Maggie's eyes fell to her stomach. “Thanks, but we both know that isn't true. My life's over now. It belongs to her.”
The sadness in her voice made me want to reach across the desk, to take her hand, to reassure her that everything would be fine, but I couldn't seem to lift my arm to be as supportive as I should. All I could manage was a smile. “I'm sure your dad would still like you to pursue your dreams.”
She laughed sarcastically. “I doubt that. He kicked me out the moment he found out I planned to keep the baby. Said he wouldn't help me raise a bastard child. That I should have an abortion. But I just . . . couldn't. I couldn't kill this little baby. It isn't her fault I messed up.”

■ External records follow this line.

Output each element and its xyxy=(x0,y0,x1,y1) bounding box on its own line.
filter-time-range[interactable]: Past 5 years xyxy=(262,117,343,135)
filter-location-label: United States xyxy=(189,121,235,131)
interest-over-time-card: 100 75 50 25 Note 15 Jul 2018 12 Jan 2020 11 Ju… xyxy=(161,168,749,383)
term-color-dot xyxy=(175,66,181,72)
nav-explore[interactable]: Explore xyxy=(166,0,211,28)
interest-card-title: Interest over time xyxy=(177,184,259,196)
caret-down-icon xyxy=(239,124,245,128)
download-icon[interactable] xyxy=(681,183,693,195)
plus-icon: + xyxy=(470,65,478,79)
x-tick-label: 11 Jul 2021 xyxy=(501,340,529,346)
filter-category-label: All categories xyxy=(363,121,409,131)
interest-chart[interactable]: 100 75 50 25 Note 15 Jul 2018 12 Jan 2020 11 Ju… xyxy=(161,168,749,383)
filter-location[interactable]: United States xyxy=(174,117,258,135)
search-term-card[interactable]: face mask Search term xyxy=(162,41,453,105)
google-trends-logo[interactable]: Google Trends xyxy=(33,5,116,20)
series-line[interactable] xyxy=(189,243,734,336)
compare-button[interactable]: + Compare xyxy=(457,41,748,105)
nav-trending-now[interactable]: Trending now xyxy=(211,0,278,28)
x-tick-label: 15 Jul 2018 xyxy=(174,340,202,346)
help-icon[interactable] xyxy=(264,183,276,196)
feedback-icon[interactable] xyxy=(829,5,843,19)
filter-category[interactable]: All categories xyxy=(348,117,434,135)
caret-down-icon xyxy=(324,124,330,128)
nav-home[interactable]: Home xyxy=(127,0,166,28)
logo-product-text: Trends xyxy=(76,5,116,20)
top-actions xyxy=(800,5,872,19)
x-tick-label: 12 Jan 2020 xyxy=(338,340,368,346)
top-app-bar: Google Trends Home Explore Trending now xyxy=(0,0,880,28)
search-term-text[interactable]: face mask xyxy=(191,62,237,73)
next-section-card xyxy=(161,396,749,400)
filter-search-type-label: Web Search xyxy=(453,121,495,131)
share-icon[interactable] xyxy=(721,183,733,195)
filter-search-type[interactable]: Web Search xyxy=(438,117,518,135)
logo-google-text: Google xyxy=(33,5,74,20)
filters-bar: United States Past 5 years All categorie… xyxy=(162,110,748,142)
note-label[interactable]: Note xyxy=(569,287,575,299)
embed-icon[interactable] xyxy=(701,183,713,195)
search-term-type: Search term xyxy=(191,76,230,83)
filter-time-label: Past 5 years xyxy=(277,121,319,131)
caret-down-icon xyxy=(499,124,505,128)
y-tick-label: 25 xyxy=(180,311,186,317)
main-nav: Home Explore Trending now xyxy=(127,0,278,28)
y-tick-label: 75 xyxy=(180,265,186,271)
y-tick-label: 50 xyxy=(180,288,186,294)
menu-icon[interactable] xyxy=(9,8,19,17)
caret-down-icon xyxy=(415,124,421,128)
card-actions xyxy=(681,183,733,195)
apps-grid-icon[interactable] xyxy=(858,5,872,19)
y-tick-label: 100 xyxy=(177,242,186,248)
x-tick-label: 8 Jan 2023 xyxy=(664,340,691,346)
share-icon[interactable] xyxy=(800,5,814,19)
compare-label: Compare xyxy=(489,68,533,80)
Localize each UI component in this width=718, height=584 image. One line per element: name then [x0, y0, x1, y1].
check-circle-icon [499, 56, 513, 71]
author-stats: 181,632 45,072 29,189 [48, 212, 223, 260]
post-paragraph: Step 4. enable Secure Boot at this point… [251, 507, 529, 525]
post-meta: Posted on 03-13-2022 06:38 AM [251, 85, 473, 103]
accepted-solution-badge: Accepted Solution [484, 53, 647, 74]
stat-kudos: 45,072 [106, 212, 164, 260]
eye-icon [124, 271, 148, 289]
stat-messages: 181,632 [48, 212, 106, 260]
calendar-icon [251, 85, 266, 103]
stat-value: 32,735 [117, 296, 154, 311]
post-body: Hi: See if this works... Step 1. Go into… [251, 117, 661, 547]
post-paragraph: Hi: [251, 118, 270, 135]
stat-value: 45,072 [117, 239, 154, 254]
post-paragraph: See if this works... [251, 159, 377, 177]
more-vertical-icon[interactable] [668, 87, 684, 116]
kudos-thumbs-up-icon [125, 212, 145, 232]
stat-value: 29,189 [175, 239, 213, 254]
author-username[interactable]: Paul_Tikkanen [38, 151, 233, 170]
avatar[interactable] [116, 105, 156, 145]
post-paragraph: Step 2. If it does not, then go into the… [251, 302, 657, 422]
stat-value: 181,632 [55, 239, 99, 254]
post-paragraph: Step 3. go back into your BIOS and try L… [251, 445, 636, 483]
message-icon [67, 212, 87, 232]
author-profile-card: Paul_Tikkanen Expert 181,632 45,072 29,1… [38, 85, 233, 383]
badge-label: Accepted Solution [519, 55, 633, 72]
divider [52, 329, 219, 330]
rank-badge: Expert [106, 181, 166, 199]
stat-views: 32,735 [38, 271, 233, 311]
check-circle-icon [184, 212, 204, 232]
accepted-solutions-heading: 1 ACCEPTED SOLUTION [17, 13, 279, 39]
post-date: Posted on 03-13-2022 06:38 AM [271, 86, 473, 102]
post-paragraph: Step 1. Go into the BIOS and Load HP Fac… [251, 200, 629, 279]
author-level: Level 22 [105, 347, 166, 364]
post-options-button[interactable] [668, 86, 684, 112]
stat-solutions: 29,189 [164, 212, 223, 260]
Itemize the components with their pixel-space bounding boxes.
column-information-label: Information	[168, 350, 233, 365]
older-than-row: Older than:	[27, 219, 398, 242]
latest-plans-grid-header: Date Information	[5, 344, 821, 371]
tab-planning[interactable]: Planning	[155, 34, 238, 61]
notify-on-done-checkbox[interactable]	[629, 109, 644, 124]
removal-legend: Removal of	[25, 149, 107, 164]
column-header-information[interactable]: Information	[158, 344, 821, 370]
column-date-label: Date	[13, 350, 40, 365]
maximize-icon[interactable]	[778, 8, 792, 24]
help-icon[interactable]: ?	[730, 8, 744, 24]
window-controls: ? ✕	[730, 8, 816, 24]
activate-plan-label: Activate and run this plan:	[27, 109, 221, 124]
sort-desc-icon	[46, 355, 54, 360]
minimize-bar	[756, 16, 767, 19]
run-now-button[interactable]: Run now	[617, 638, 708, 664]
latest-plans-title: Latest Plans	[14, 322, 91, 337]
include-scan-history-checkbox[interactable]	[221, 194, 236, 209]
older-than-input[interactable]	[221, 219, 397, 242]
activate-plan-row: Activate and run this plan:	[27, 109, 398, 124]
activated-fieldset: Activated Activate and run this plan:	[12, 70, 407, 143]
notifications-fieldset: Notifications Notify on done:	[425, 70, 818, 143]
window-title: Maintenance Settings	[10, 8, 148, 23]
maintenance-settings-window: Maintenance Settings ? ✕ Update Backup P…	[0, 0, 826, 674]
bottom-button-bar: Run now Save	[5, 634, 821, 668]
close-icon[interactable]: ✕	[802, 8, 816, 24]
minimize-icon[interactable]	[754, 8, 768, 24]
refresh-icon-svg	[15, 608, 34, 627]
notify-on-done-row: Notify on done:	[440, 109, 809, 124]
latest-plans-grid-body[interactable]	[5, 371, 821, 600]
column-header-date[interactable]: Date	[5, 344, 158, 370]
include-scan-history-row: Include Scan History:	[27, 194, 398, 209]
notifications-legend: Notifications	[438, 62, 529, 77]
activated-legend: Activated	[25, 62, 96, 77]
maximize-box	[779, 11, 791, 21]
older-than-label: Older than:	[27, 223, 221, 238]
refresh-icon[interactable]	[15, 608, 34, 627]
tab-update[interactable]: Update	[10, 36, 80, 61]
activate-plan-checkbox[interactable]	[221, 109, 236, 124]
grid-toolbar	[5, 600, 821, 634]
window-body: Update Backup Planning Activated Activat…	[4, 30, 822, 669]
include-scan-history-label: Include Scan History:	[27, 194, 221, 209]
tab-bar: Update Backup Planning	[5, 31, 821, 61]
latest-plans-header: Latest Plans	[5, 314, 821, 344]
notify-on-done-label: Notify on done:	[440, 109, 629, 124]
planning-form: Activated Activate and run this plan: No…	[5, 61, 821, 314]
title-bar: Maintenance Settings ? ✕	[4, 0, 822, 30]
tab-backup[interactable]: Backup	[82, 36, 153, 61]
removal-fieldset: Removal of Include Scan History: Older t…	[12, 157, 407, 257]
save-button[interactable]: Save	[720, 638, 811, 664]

My hands shook in my lap, and I tried to regain my composure and slow down my heart rate, but it was no use. All I could hear were the words
kill
and
baby
and suddenly I needed out of the room. Fast. My throat closed up as memories shot through me.
Just breathe, just breathe
. I clenched my eyes tight, panic rippling through me, as I ordered myself over and over to get it under control, to be the adult in the room.
Breathe, Kara, breathe
.
Oh, God, what did I do?
I bolted out the door and down the hall, the words swirling again and again through my mind.
Kill
.
Baby
. A cold sweat burst across my forehead and down my spine. I had just enough time to lock the bathroom door before I wretched out the full contents of my lunch. I wiped my face with a tissue and kneeled down, sure that I was going to vomit again, but instead I closed my eyes and burst into tears.
I killed a baby.
No wonder my parents could barely look at me. There was no wrong worse that what I had done. I thought of my Southern Baptist upbringing, the countless sermons I'd listened to about being good, about being righteous . . . about sin. I went to my classes, went to parties, drank, and all the while I had taken the life of a little baby.
I swallowed hard, fighting for control that wouldn't come, so instead I sat down on the floor of the bathroom and cried for the child I would never know.